1. Time Limit for Production of F Forms Directory Not Mandatory

Section 6A(1) and Rule 12(7) indicates that the period of three months for production of statutory form can be extended and therefore it is not a mandatory provision making it obligatory upon the assessee to file the requisite forms within stipulated period of three months. Forms can be filed even after the expiry of period of three months. Further, application for extension of time for production of forms can be made even after expiry of three months. Declaration forms can be filed at any stage of proceedings which has to be considered by the authorities normally either by the Assessing Authority or by the Appellate Authority as the case may be.

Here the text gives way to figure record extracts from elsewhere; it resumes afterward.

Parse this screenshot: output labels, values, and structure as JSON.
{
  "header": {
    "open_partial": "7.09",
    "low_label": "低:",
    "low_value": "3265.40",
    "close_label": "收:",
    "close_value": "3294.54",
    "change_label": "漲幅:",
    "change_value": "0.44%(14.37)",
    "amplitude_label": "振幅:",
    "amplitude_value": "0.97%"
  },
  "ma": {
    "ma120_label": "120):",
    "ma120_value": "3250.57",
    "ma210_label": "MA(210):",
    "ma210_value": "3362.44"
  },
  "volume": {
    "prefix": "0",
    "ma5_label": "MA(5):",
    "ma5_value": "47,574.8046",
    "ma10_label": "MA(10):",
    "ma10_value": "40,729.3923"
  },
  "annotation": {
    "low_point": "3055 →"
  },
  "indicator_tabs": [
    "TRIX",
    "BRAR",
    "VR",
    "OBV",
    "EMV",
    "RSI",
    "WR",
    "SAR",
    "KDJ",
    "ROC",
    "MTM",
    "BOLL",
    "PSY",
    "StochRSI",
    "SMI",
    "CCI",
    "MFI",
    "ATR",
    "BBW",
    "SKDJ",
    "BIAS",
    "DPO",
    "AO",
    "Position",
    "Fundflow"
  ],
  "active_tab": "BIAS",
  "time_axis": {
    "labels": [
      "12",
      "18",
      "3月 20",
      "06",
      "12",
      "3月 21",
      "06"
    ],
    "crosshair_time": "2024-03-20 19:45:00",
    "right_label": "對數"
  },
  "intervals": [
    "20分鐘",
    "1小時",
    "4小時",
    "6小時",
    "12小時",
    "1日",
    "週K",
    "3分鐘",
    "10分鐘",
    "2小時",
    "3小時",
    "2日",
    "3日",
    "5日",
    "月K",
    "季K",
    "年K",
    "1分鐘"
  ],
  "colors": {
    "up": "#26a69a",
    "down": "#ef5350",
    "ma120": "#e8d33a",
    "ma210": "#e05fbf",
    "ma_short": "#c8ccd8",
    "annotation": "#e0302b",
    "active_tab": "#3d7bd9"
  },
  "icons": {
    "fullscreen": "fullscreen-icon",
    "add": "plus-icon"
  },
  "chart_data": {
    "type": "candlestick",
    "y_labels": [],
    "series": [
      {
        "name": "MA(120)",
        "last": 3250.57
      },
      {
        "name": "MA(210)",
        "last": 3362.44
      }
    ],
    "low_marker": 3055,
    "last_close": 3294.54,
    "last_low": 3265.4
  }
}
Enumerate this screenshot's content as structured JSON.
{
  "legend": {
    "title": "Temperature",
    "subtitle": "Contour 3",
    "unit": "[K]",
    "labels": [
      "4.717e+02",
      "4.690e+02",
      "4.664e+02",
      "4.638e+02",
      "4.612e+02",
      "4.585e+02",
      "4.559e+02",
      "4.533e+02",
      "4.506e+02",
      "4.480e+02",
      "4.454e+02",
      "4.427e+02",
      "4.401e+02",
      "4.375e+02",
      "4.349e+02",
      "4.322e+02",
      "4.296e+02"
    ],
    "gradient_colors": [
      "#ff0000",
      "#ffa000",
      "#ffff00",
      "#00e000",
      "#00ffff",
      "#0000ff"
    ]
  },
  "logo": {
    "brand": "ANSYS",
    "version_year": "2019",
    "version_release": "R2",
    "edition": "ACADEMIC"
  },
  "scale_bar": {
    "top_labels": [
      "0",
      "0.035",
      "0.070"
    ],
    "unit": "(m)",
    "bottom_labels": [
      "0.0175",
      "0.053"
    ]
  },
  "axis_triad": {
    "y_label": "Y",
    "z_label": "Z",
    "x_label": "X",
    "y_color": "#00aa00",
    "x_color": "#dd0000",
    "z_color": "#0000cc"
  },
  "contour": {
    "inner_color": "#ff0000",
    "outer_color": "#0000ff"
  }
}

(Source: Sony India Pvt. Ltd. v. State of UP & Others, Writ Tax No. 896 of 2015, dated 18th November, 2015, 2016 NTN (Vol. 61)-93(All).

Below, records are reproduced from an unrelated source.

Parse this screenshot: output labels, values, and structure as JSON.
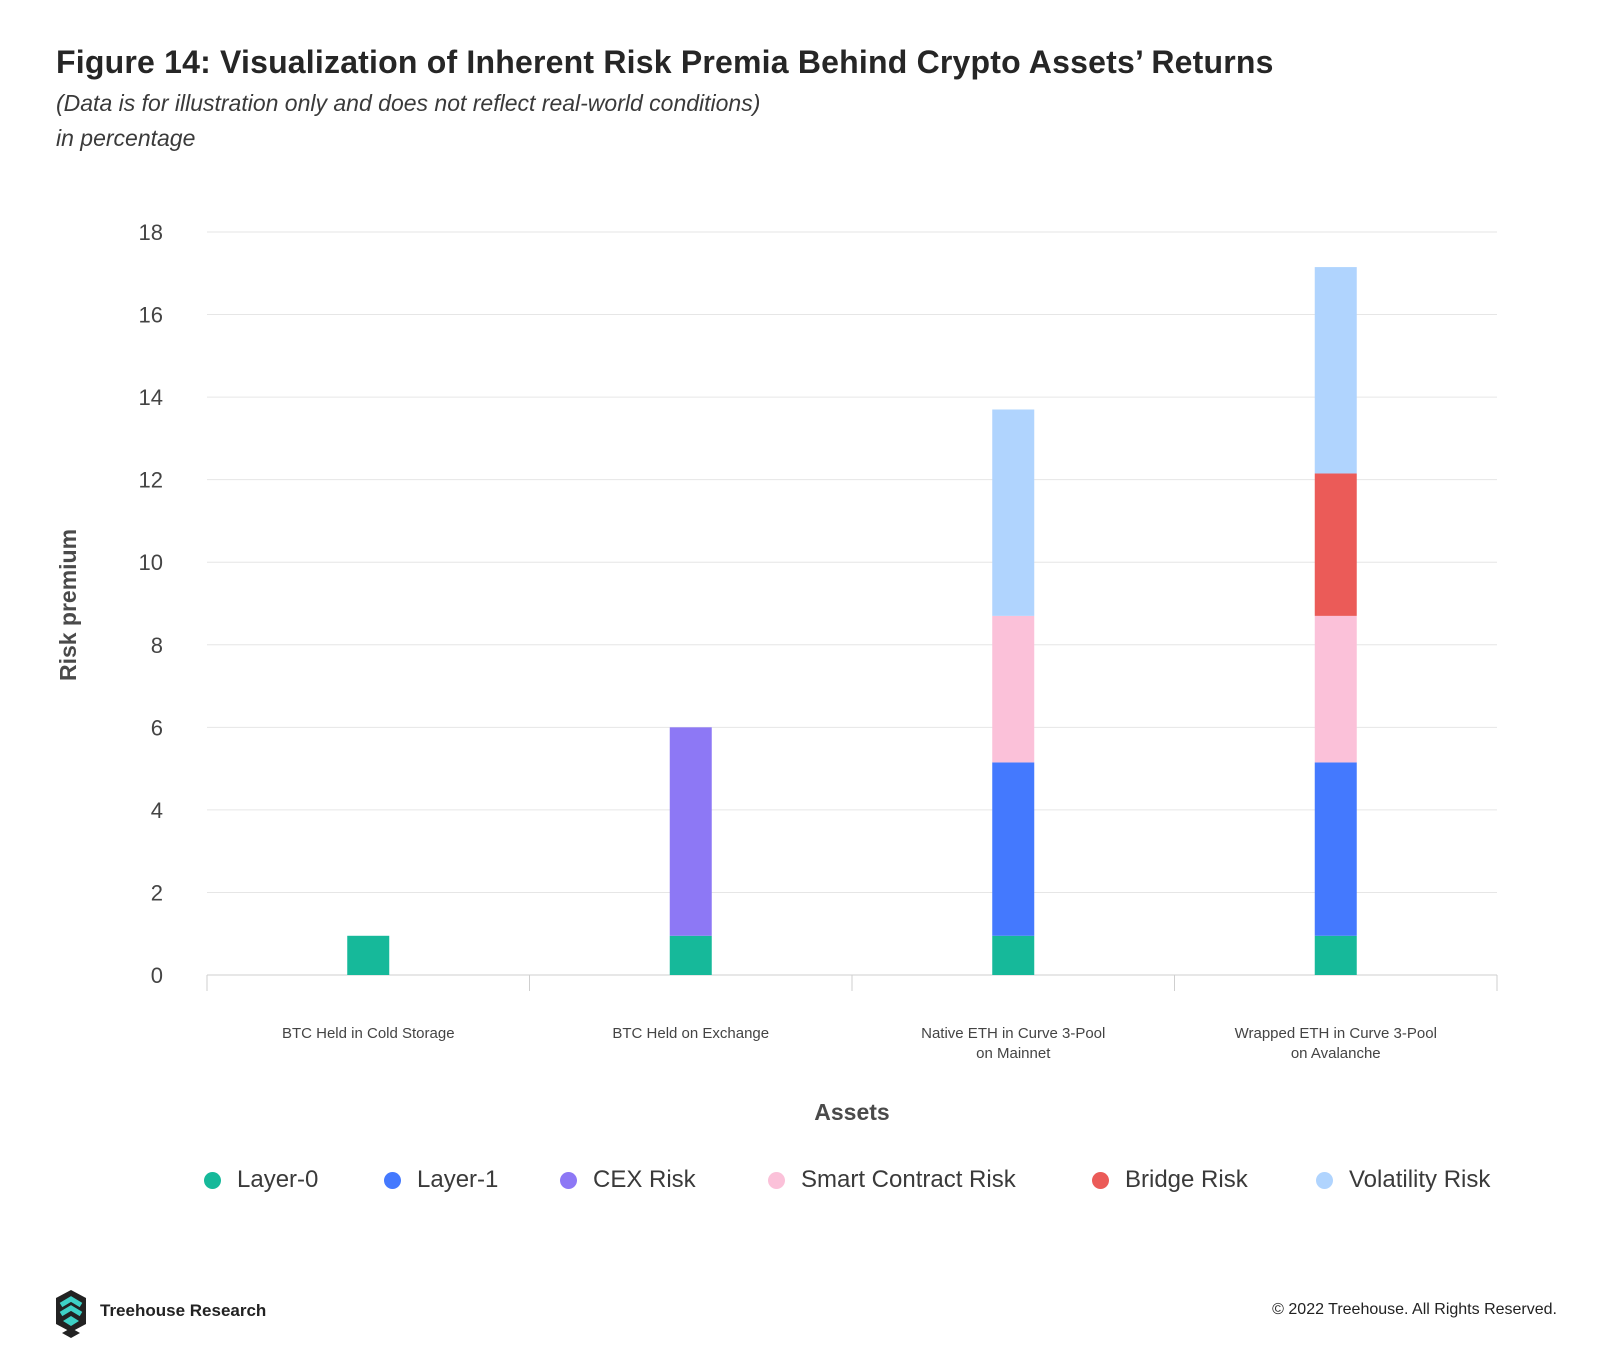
{
  "header": {
    "title": "Figure 14:  Visualization of Inherent Risk Premia Behind Crypto Assets’ Returns",
    "subtitle": "(Data is for illustration only and does not reflect real-world conditions)",
    "units": "in percentage"
  },
  "chart_data": {
    "type": "bar",
    "stacked": true,
    "categories": [
      [
        "BTC Held in Cold Storage"
      ],
      [
        "BTC Held on Exchange"
      ],
      [
        "Native ETH in Curve 3-Pool",
        "on Mainnet"
      ],
      [
        "Wrapped ETH in Curve 3-Pool",
        "on Avalanche"
      ]
    ],
    "series": [
      {
        "name": "Layer-0",
        "color": "#16b99a",
        "values": [
          0.95,
          0.95,
          0.95,
          0.95
        ]
      },
      {
        "name": "Layer-1",
        "color": "#4479fe",
        "values": [
          0,
          0,
          4.2,
          4.2
        ]
      },
      {
        "name": "CEX Risk",
        "color": "#8d78f5",
        "values": [
          0,
          5.05,
          0,
          0
        ]
      },
      {
        "name": "Smart Contract Risk",
        "color": "#fbc1d9",
        "values": [
          0,
          0,
          3.55,
          3.55
        ]
      },
      {
        "name": "Bridge Risk",
        "color": "#eb5b58",
        "values": [
          0,
          0,
          0,
          3.45
        ]
      },
      {
        "name": "Volatility Risk",
        "color": "#b0d4fe",
        "values": [
          0,
          0,
          5.0,
          5.0
        ]
      }
    ],
    "xlabel": "Assets",
    "ylabel": "Risk premium",
    "ylim": [
      0,
      18
    ],
    "yticks": [
      0,
      2,
      4,
      6,
      8,
      10,
      12,
      14,
      16,
      18
    ],
    "grid": true,
    "legend_position": "bottom"
  },
  "footer": {
    "brand": "Treehouse Research",
    "copyright": "© 2022 Treehouse. All Rights Reserved.",
    "logo_icon": "treehouse-hexagon-logo"
  }
}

2. Attachment of Property of Wife of Karta of HUF to Recover Dues of HUF Not Legal

The property of the individual member of HUF could not be attached to recover dues of HUF u/s. 45 of The Gujarat VAT Act.

[Source: State of Gujarat v. Jwelly Tea Co., Tax Appeal No. 751 of 2015, dated 16th October 2015, 2016 NTN (Vol. 61) -118 (Guj.)].

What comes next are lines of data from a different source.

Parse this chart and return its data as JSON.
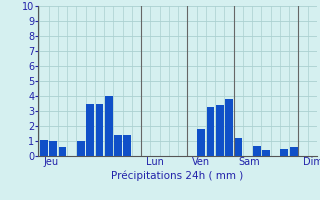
{
  "bar_values": [
    1.1,
    1.0,
    0.6,
    0.0,
    1.0,
    3.5,
    3.5,
    4.0,
    1.4,
    1.4,
    0.0,
    0.0,
    0.0,
    0.0,
    0.0,
    0.0,
    0.0,
    1.8,
    3.3,
    3.4,
    3.8,
    1.2,
    0.0,
    0.7,
    0.4,
    0.0,
    0.5,
    0.6,
    0.0,
    0.0
  ],
  "bar_color": "#1050c8",
  "background_color": "#d5f0f0",
  "grid_color": "#aad0d0",
  "tick_label_color": "#2222aa",
  "xlabel": "Précipitations 24h ( mm )",
  "ylim": [
    0,
    10
  ],
  "yticks": [
    0,
    1,
    2,
    3,
    4,
    5,
    6,
    7,
    8,
    9,
    10
  ],
  "day_labels": [
    "Jeu",
    "Lun",
    "Ven",
    "Sam",
    "Dim"
  ],
  "day_x_positions": [
    0,
    11,
    16,
    21,
    28
  ],
  "vline_x": [
    10.5,
    15.5,
    20.5,
    27.5
  ],
  "n_bars": 30
}
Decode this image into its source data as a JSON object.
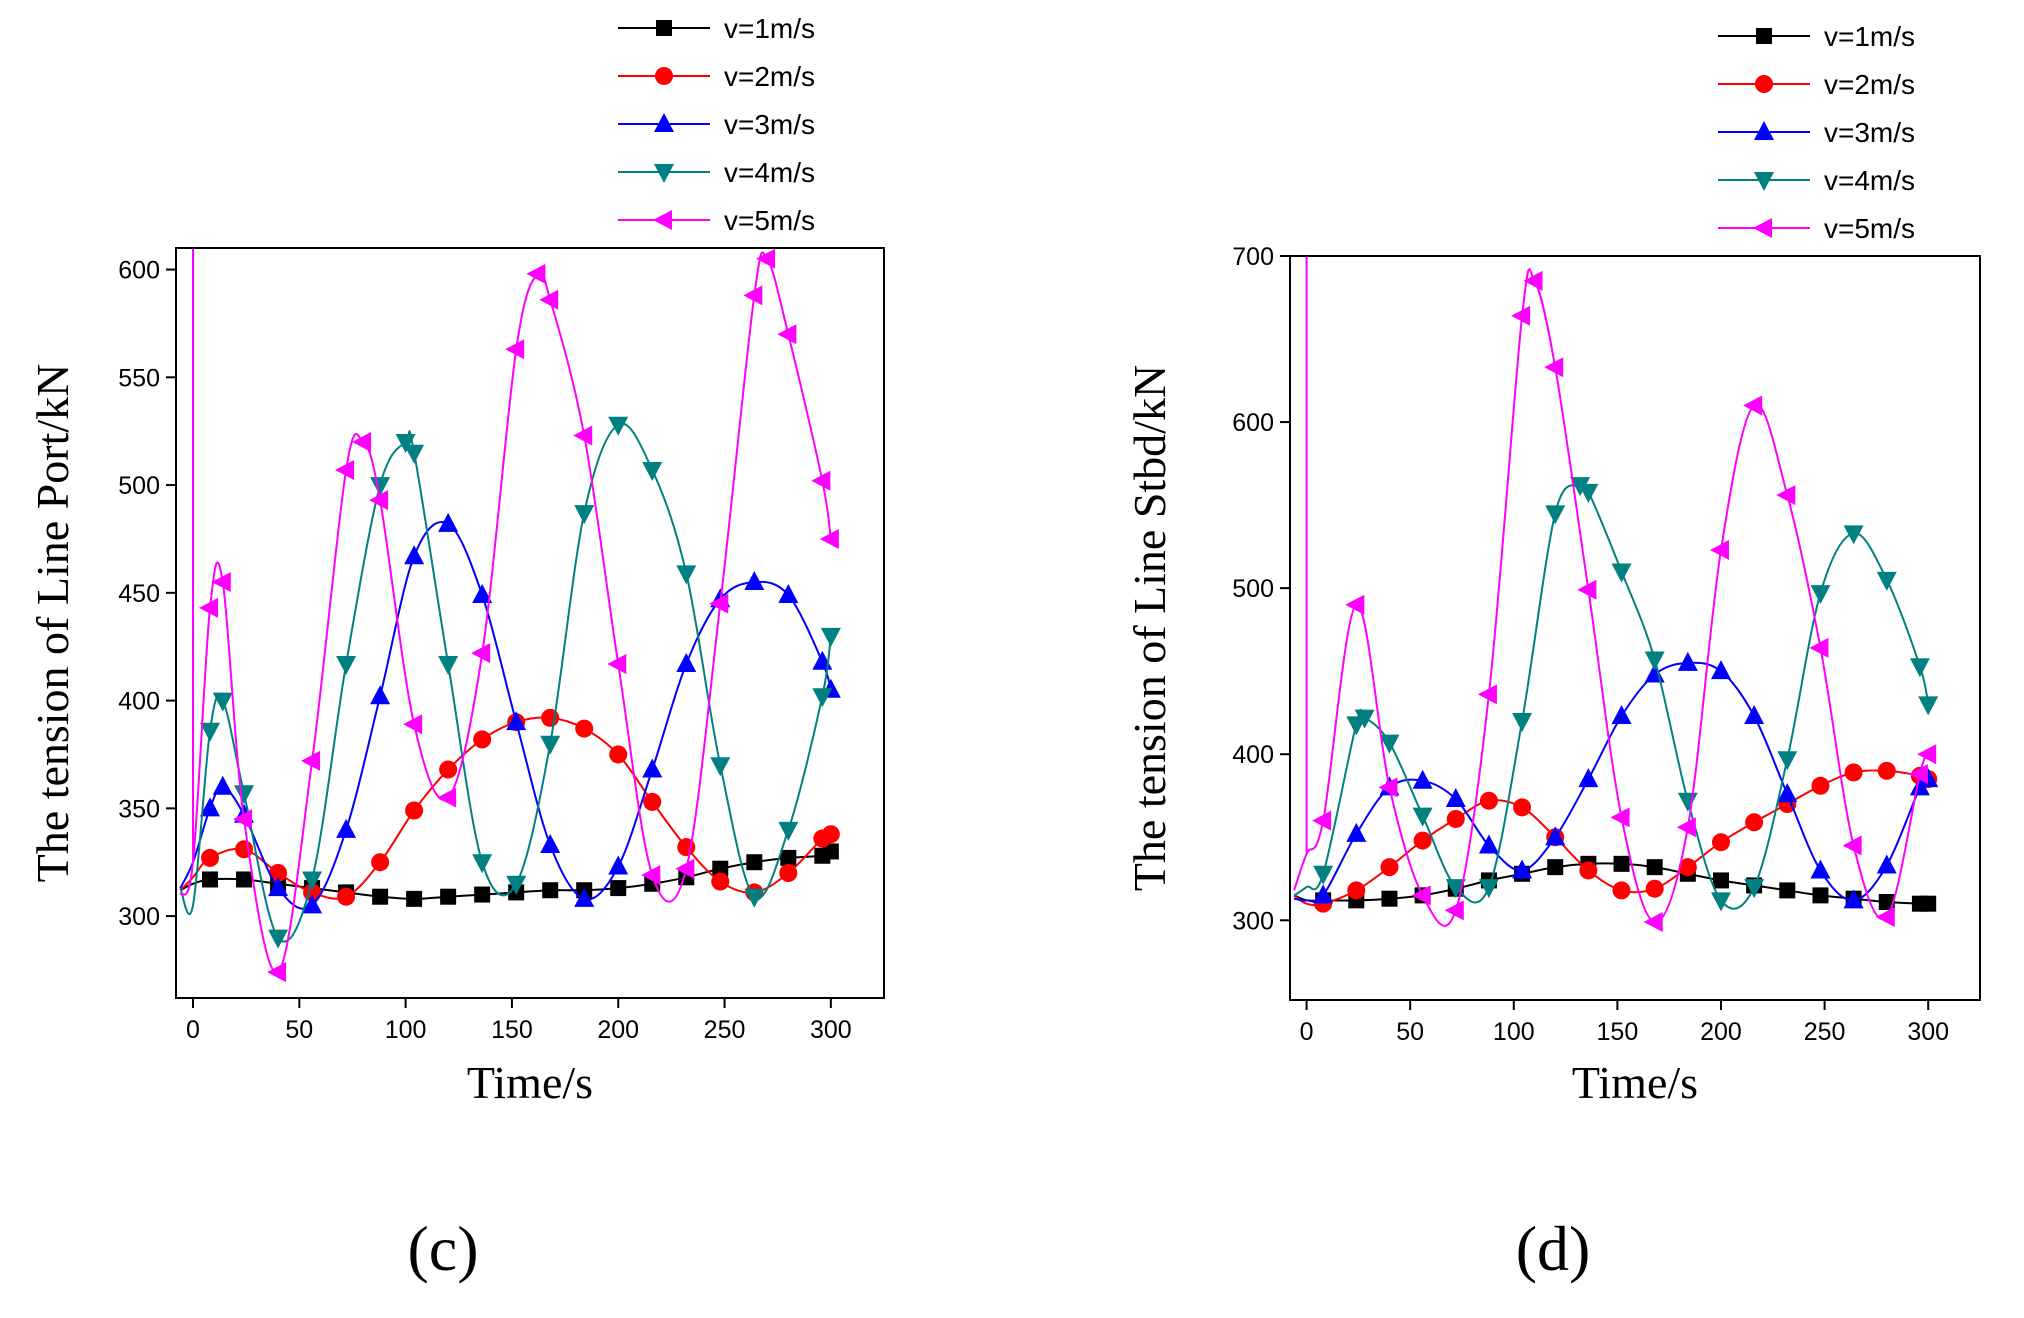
{
  "chart_data": [
    {
      "type": "line",
      "panel_label": "(c)",
      "title": "",
      "xlabel": "Time/s",
      "ylabel": "The tension of Line Port/kN",
      "xlim": [
        -8,
        325
      ],
      "ylim": [
        262,
        610
      ],
      "xticks": [
        0,
        50,
        100,
        150,
        200,
        250,
        300
      ],
      "yticks": [
        300,
        350,
        400,
        450,
        500,
        550,
        600
      ],
      "legend_position": "top-right",
      "series": [
        {
          "name": "v=1m/s",
          "color": "#000000",
          "marker": "square",
          "x": [
            -6,
            0,
            8,
            24,
            40,
            56,
            72,
            88,
            104,
            120,
            136,
            152,
            168,
            184,
            200,
            216,
            232,
            248,
            264,
            280,
            296,
            300
          ],
          "y": [
            312,
            315,
            317,
            317,
            315,
            313,
            311,
            309,
            308,
            309,
            310,
            311,
            312,
            312,
            313,
            315,
            318,
            322,
            325,
            327,
            328,
            330
          ]
        },
        {
          "name": "v=2m/s",
          "color": "#ff0000",
          "marker": "circle",
          "x": [
            -6,
            0,
            8,
            24,
            40,
            56,
            72,
            88,
            104,
            120,
            136,
            152,
            168,
            184,
            200,
            216,
            232,
            248,
            264,
            280,
            296,
            300
          ],
          "y": [
            312,
            318,
            327,
            331,
            320,
            311,
            309,
            325,
            349,
            368,
            382,
            390,
            392,
            387,
            375,
            353,
            332,
            316,
            311,
            320,
            336,
            338
          ]
        },
        {
          "name": "v=3m/s",
          "color": "#0000ff",
          "marker": "triangle-up",
          "x": [
            -6,
            0,
            8,
            14,
            24,
            40,
            56,
            72,
            88,
            104,
            120,
            136,
            152,
            168,
            184,
            200,
            216,
            232,
            248,
            264,
            280,
            296,
            300
          ],
          "y": [
            313,
            325,
            350,
            360,
            347,
            313,
            305,
            340,
            402,
            467,
            482,
            449,
            390,
            333,
            308,
            323,
            368,
            417,
            447,
            455,
            449,
            418,
            405
          ]
        },
        {
          "name": "v=4m/s",
          "color": "#008080",
          "marker": "triangle-down",
          "x": [
            -6,
            0,
            8,
            14,
            24,
            40,
            56,
            72,
            88,
            100,
            104,
            120,
            136,
            152,
            168,
            184,
            200,
            216,
            232,
            248,
            264,
            280,
            296,
            300
          ],
          "y": [
            313,
            305,
            386,
            400,
            357,
            290,
            317,
            417,
            500,
            520,
            515,
            417,
            325,
            315,
            380,
            487,
            528,
            507,
            459,
            370,
            309,
            340,
            402,
            430
          ]
        },
        {
          "name": "v=5m/s",
          "color": "#ff00ff",
          "marker": "triangle-left",
          "x": [
            -6,
            0,
            8,
            14,
            24,
            40,
            56,
            72,
            80,
            88,
            104,
            120,
            136,
            152,
            162,
            168,
            184,
            200,
            216,
            232,
            248,
            264,
            270,
            280,
            296,
            300
          ],
          "y": [
            310,
            325,
            443,
            455,
            345,
            274,
            372,
            507,
            520,
            493,
            389,
            355,
            422,
            563,
            598,
            586,
            523,
            417,
            319,
            322,
            445,
            588,
            605,
            570,
            502,
            475
          ]
        }
      ]
    },
    {
      "type": "line",
      "panel_label": "(d)",
      "title": "",
      "xlabel": "Time/s",
      "ylabel": "The tension of Line Stbd/kN",
      "xlim": [
        -8,
        325
      ],
      "ylim": [
        252,
        700
      ],
      "xticks": [
        0,
        50,
        100,
        150,
        200,
        250,
        300
      ],
      "yticks": [
        300,
        400,
        500,
        600,
        700
      ],
      "legend_position": "top-right",
      "series": [
        {
          "name": "v=1m/s",
          "color": "#000000",
          "marker": "square",
          "x": [
            -6,
            0,
            8,
            24,
            40,
            56,
            72,
            88,
            104,
            120,
            136,
            152,
            168,
            184,
            200,
            216,
            232,
            248,
            264,
            280,
            296,
            300
          ],
          "y": [
            315,
            312,
            312,
            312,
            313,
            315,
            319,
            324,
            328,
            332,
            334,
            334,
            332,
            328,
            324,
            321,
            318,
            315,
            313,
            311,
            310,
            310
          ]
        },
        {
          "name": "v=2m/s",
          "color": "#ff0000",
          "marker": "circle",
          "x": [
            -6,
            0,
            8,
            24,
            40,
            56,
            72,
            88,
            104,
            120,
            136,
            152,
            168,
            184,
            200,
            216,
            232,
            248,
            264,
            280,
            296,
            300
          ],
          "y": [
            315,
            310,
            310,
            318,
            332,
            348,
            361,
            372,
            368,
            350,
            330,
            318,
            319,
            332,
            347,
            359,
            370,
            381,
            389,
            390,
            387,
            385
          ]
        },
        {
          "name": "v=3m/s",
          "color": "#0000ff",
          "marker": "triangle-up",
          "x": [
            -6,
            0,
            8,
            24,
            40,
            56,
            72,
            88,
            104,
            120,
            136,
            152,
            168,
            184,
            200,
            216,
            232,
            248,
            264,
            280,
            296,
            300
          ],
          "y": [
            313,
            312,
            315,
            352,
            380,
            384,
            373,
            345,
            330,
            350,
            385,
            423,
            448,
            455,
            450,
            423,
            376,
            330,
            312,
            333,
            380,
            385
          ]
        },
        {
          "name": "v=4m/s",
          "color": "#008080",
          "marker": "triangle-down",
          "x": [
            -6,
            0,
            8,
            24,
            28,
            40,
            56,
            72,
            88,
            104,
            120,
            132,
            136,
            152,
            168,
            184,
            200,
            216,
            232,
            248,
            264,
            280,
            296,
            300
          ],
          "y": [
            315,
            320,
            328,
            418,
            422,
            407,
            363,
            320,
            320,
            420,
            545,
            562,
            558,
            510,
            457,
            372,
            312,
            320,
            397,
            497,
            533,
            505,
            453,
            430
          ]
        },
        {
          "name": "v=5m/s",
          "color": "#ff00ff",
          "marker": "triangle-left",
          "x": [
            -6,
            0,
            8,
            24,
            40,
            56,
            72,
            88,
            104,
            110,
            120,
            136,
            152,
            168,
            184,
            200,
            216,
            232,
            248,
            264,
            280,
            296,
            300
          ],
          "y": [
            318,
            340,
            360,
            490,
            380,
            315,
            306,
            436,
            664,
            685,
            633,
            499,
            362,
            299,
            356,
            523,
            610,
            556,
            464,
            345,
            302,
            388,
            400
          ]
        }
      ]
    }
  ]
}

3. Sale Price – Anti Dumping Duty Paid by Purchaser for Import of Components by Seller Forms Part of Sale Price of the Manufactured Goods

The antidumping duty actually became leviable from time of export of the goods from China into India, but was not collected due to the protective cover given by the SEZ Act, The moment goods went out of the cover, the duty automatically get attracted to the goods and hence it is
included in the sale price for the purpose of levy of vat.

[Source: Flextronics Technologies (India) Pvt. Ltd. v. State of Tamil Nadu, TCR No. 35 of 2014, dated 18th April, 2016, 2016-17 (22) TNCTJ 91 (Mad.)].

4. Sale – Replacement of Defective Compressor by Another One at a Differential Price is a Sale

The replacement of defective compressor by another compressor for a differential price, amounts to a sale and liable to vat. It is not a works contract but sale simpliciter.

(Source: M/s. Emerson Climate Technologies (I) Ltd. v. ACCT. Case No RN 818 of 2011, dated 7th September, 2015, (2016) 67 STA 311(WBTT)).

5. Entry Tax – Constitutional Validity

By majority the Supreme Court answers the reference in the following terms:

1. Taxes simpliciter are not within the contemplation of Part XIII of the Constitution of India. The word ‘Free’ used in Article 301 does not mean “free from taxation”.

2. Only such taxes as are discriminatory in nature are prohibited by Article 304(a). It follows that levy of a non-discriminatory tax would not constitute an infraction of Article 301.

3. Clauses (a) and (b) of Article 304 have to be read disjunctively.

4. A levy that violates 304(a) cannot be saved even if the procedure under Article 304(b) or the proviso thereunder is satisfied.

5. The compensatory tax theory evolved in Automobile Transport case and subsequently modified in Jindal’s case has no juristic basis and is therefore rejected.

6. Decisions of this Court in Atiabari, Automobile Transport and Jindal cases (supra) and all other judgments that follow these pronouncements are to the extent of such reliance overruled.

7. A tax on entry of goods into a local area for use, sale or consumption therein is permissible although similar goods are not produced within the taxing State.

8. Article 304 (a) frowns upon discrimination (of a hostile nature in the protectionist sense) and not on mere differentiation. Therefore, incentives, set-offs etc. granted to a specified class of dealers for a limited period of time in a non-hostile fashion with a view to developing economically backward areas would not violate Article 304(a). The question whether the levies in the present case indeed satisfy this test is left to be determined by the regular benches hearing the matters.

9. States are well within their right to design their fiscal legislations to ensure that the tax burden on goods imported from other States and goods produced within the State fall equally. Such measures if taken would not contravene Article 304(a) of the Constitution. The question whether the levies in the present case indeed satisfy this test is left to be determined by the regular benches hearing the matters.

10. The questions whether the entire State can be notified as a local area and whether entry tax can be levied on goods entering the landmass of India from another country are left open to be determined appropriate proceedings.

[Source: M/s. Jindal Stainless Ltd.& Anr. v. State of Haryana & Ors., Civil Appeal No.3453/2002, dated 11th November, 2016 SC)].

6. Rule for levy of luxury tax on which Vat Is charged – Ultra vires

The Delhi High Court has quashed Rule 3 of the Delhi Luxury Tax Rules which provided for levy of luxury tax on 60% of the bill amount charged by Banquet Halls as ultra vires the Act as VAT is charged on the consolidated amount. Henceforth, Luxury Tax on banquets is no longer leviable where VAT is paid on the entire consolidated charges.